Isn’t the emphasis on the student’s independence, on their own learning path, at odds with what that group needs: good supervision?
“How so? Do you think that your own learning route can exist without proper guidance?”
But if everyone has their own learning path, everyone has something different, can the guidance still be optimal?
“The point is that you, as a student, make agreements with the student counsellor. And then the study counsellor may say: okay, given your circumstances, given your home situation, it is wise that you choose the standard route. But that does not change the fact that it can also be very good for vulnerable students to choose their own learning route. That depends so much on the situation! That is why there is also a lot of attention for the transfer.”

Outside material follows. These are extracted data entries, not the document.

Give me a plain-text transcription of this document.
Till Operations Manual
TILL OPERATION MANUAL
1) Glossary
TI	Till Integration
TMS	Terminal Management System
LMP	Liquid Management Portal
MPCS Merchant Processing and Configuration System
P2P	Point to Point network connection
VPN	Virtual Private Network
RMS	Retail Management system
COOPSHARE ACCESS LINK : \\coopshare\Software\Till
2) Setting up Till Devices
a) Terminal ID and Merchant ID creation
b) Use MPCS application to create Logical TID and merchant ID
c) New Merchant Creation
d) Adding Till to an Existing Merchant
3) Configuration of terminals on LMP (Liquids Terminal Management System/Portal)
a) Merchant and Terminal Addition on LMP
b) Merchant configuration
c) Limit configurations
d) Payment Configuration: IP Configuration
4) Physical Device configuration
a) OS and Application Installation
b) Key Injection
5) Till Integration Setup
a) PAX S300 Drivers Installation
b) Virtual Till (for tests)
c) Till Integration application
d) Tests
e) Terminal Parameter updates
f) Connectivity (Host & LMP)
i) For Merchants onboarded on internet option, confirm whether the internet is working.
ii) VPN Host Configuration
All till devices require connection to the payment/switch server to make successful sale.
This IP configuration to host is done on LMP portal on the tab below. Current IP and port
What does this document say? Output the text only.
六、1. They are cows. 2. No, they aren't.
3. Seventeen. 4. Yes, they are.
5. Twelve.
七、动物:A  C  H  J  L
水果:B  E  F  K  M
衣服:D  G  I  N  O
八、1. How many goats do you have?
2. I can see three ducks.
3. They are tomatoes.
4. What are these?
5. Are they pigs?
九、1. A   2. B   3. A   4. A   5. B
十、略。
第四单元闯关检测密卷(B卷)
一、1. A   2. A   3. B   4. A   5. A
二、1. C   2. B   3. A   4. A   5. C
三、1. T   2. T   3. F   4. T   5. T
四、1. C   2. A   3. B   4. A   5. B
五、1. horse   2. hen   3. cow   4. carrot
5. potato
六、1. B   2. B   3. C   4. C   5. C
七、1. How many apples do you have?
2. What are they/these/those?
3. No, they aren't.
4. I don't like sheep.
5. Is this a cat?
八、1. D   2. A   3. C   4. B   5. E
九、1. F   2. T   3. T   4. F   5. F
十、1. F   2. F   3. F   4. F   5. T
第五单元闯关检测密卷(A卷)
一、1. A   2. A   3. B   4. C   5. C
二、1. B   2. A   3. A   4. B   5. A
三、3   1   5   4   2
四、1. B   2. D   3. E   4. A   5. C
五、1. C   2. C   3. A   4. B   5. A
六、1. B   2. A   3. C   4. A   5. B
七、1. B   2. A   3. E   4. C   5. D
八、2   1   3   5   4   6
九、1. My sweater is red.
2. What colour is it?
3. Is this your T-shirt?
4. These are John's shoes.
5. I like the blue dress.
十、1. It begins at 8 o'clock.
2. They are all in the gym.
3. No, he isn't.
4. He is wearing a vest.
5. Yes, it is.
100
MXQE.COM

But I hope that Windesheim has eye for the fact that it is precisely the somewhat weaker students who graduate with a diploma that is recognized and acknowledged by the outside world…
“Sure. Those individual learning routes must fall within fixed frameworks. Because you just aim for a diploma. You can introduce flexibility in many ways, but always while maintaining quality. Young people come here, at an age where they know a little bit about the way they want to develop in. We have to cherish that and we have to do good things with it.”